Even if Afflalo doesn't become a fixture in the Blazers' offense, and he continues to meander into the game in little ways with his transition buckets and scores off of broken plays, he still has the potential to change the game significantly for Portland moving forward. But how will his role change now? With Matthews out of the mix and Afflalo forced into a starting role too soon, do the Blazers lose that "bench scorer" spark that they so desperately needed? How does that change things?

A sixth man is a criminally underrated thing. It's another guy that can be a difference-maker in a big game. Come playoff time, matchups become more important and the advantages you once had can be neutralized. When you play the same team seven times in a row, opposing coaches figure out what's working for you and adjust. Aldridge might go off for 46 and 43 points in the first two games of a series (as he did against Houston last year), but eventually, good teams find ways to take away what works. Hence the Spurs' five-game whooping of the Blazers last May.

In "Sixth Man Afflalo," the Blazers had another weapon.
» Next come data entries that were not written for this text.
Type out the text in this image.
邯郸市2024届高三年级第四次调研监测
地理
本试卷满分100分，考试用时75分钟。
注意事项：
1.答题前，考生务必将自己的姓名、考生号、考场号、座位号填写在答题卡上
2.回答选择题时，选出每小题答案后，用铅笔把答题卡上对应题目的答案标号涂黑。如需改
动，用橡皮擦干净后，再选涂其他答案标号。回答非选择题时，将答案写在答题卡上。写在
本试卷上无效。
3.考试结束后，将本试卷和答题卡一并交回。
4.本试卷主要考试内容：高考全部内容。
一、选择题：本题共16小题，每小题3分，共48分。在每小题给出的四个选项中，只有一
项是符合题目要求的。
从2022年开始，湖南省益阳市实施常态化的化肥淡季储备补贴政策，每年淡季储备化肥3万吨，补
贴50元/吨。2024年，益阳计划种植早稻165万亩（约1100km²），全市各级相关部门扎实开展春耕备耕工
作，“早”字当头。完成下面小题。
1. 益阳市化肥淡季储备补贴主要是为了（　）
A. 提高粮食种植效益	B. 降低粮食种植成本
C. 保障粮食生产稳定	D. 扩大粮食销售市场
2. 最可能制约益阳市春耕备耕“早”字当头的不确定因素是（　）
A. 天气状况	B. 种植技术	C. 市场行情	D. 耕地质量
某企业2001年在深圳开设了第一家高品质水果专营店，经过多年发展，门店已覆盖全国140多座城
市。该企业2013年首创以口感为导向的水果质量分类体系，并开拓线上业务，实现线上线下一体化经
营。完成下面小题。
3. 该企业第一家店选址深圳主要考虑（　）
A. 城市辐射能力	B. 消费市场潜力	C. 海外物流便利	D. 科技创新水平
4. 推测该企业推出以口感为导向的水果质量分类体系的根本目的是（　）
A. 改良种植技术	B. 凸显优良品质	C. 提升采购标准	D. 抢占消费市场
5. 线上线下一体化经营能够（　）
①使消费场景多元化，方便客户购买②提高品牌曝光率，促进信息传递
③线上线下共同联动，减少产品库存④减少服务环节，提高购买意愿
It might not seem like much, but having six double-digit scoring threats in the rotation instead of five makes your team a lot more difficult to plan for. It's one more option for the Popoviches and Carlisles of the world to deal with. That addition might - I don't want to get carried away here, I'm just saying might - have been the one thing needed to turn the 2014-15 Blazers from a good team into a great one.

Does this mean the Blazers were the next Heat or Spurs - a championship team waiting to happen - and this Matthews injury has ruined everything? I don't know. That might be a bit hyperbolic. But with Afflalo in the mix, they were certainly one step closer. This news takes them back to square one. But hey - given the talent still on this team, there are worse places to be.